Si tratta di lavorare nei territori e con i territori, cioè valorizzando innanzitutto le risorse locali, prima tra tutte il paesaggio che non è altro che lo sguardo della cultura rivolto al territorio, che attraverso questi occhi è capace di cogliere potenzialità inesplorate, ricchezze inespresse, decifrandone ogni possibile intenzione. Con la scoperta di queste potenzialità, si possono sviluppare progetti che mettano in connessione i diversi attori e che su questo circuito virtuoso ne attraggano altri che, agganciandosi a questo rinnovato modello di sviluppo, sappiano trasformare l’originalità e la specificità di un paesaggio in uno straordinario, ma anche sostenibile, motore di riconversione.
Bisogna quindi immaginare un nuovo approccio capace di generare processi strategici che sappiano dare risposte immediate, ma in una logica di prospettive future.
 
Penso al progetto lungimirante della Regione Piemonte nelle Langhe del Barolo, dove si è attivato un processo di valorizzazione del paesaggio anche in vista della candidatura Unesco, o al lungo lavoro della Provincia di Gorizia per il Collio, un progetto che punta alla messa in rete delle risorse culturali, naturali ed agricole del territorio con il fine di ampliare le possibilità di fruizione turistica. La volontà è quella di attrarre un turismo sostenibile, lento, per questo si è pensato ad una rete di percorsi ciclabili che attraversano il territorio con i quali dare la possibilità ai turisti di “bere il paesaggio”. “Slow Collio: un paesaggio da bere” è infatti il motto del progetto, presentato più volte anche alla Bit di Milano (Borsa internazionale del turismo).
 
Oppure nel Carso, un paesaggio “invisibile” che, con il progetto Carso 2014+, cerca una nuova visibilità in occasione del centenario dall’inizio della Prima guerra mondiale. Una nuova visibilità non più legata alla guerra ma alla contemporaneità, attraverso tre progetti simbolici (sul monte S. Michele, a Redipuglia e sul lago di Doberdò) che, ci si augura, porteranno i giovani di tutta Europa a ripercorrere, con un rinnovato spirito di pace, le doline e i boschi di un Carso ritrovato.

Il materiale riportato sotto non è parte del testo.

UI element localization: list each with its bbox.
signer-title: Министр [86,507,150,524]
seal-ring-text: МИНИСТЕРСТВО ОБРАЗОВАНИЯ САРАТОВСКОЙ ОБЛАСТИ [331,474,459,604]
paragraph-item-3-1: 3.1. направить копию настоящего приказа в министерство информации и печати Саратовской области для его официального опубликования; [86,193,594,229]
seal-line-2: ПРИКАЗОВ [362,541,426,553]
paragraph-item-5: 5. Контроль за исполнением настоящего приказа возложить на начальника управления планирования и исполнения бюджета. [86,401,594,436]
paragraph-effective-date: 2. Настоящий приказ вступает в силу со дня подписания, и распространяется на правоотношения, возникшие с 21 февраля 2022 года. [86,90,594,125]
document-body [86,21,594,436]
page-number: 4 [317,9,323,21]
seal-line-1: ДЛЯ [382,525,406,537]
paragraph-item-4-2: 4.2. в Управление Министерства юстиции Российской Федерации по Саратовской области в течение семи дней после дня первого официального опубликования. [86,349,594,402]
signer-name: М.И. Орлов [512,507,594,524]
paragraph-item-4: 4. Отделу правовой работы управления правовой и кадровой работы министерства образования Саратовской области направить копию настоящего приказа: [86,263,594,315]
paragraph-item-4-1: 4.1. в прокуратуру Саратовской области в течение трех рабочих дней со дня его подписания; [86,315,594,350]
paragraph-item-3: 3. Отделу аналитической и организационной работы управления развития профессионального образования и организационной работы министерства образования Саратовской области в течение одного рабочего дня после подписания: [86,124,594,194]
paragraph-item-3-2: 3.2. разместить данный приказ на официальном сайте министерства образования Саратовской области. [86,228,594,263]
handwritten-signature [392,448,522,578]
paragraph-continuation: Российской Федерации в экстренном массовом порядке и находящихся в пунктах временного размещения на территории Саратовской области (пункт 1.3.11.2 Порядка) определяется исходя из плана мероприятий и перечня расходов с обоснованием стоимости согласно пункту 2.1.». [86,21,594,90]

Come non ricordare infine l’esperienza della rinascita postindustriale della Ruhr in Germania divenuta, attraverso l’operato decennale dell’Iba emscher park, capitale europea della cultura 2010.
Un esempio su tutti per dimostrare che serve una riflessione condivisa, aperta e coinvolgente, anche attraverso un confronto con esperienze internazionali di successo, affinché il territorio possa diventare a tutti gli effetti un nuovo motore economico, inserendosi a pieno titolo tra i filoni della green economy, soprattutto attraverso la rinascita di un nuovo paesaggio, onesta rappresentazione di un ritrovato rapporto tra cultura e natura, tra tradizione e innovazione.